И только показания учительницы Саши и Алика Волконской не вписались в эту схему. Юсов пригласил ее участвовать в Сашином допросе в качестве представителя школы. В суде прокурор просила Волконскую подтвердить, что Саша во время этого допроса признавался добровольно, что Юсов не оказывал на него давления. После того как Волконская все это подтвердила, Волошина спросила ее:

– Ну, может быть, вы хотите добавить что-нибудь к своим показаниям?

– Когда допрос был закончен, – ответила Волконская, – Саша спросил Юсова: «Ну а теперь вы меня отпустите?» Этот вопрос показался мне совершенно абсурдным.
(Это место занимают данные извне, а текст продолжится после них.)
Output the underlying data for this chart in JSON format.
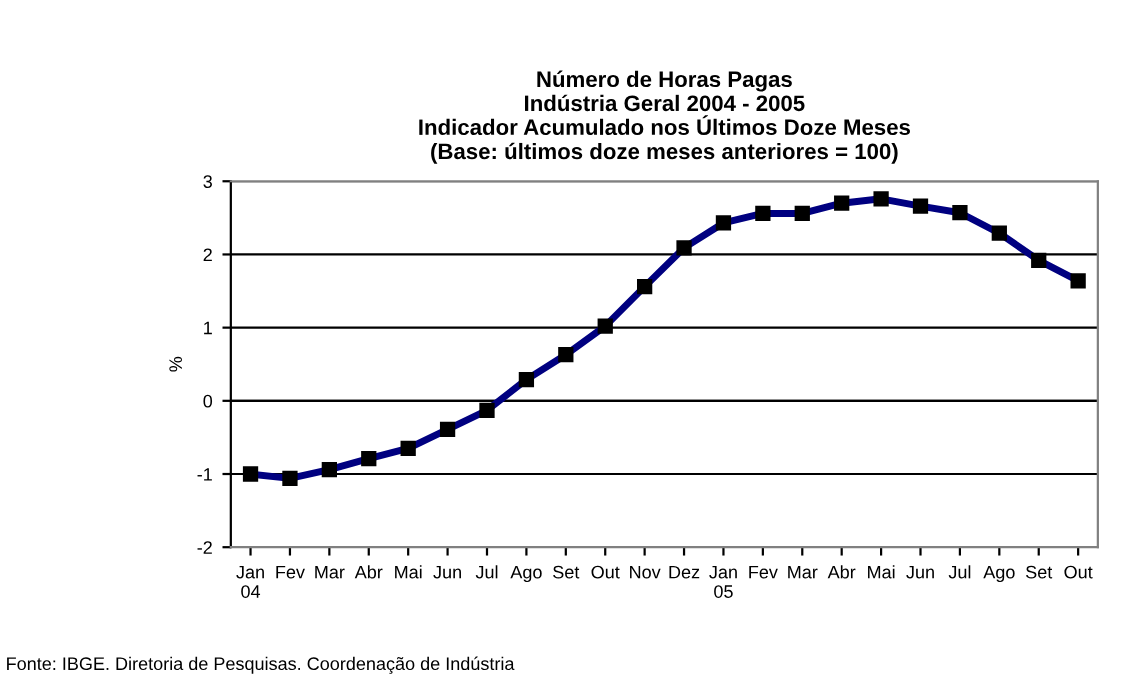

Но еще больше меня удивил ответ Юсова: «Что ты, Саша. Как я могу отпустить тебя сейчас. Ты ведь знаешь, что здесь полно Марининых родственников».

Так неожиданно Сашино объяснение о том, что он признал себя виновным потому, что Юсов обещал ему за это отпустить его, получило важное подтверждение.

Из всего того, что происходило в последующие дни, расскажу лишь о допросах Бродской, Марченковой и понятых.

Берта Карповна вошла в зал судебного заседания уверенно и спокойно. Так же уверенно и спокойно отвечала на вопросы суда.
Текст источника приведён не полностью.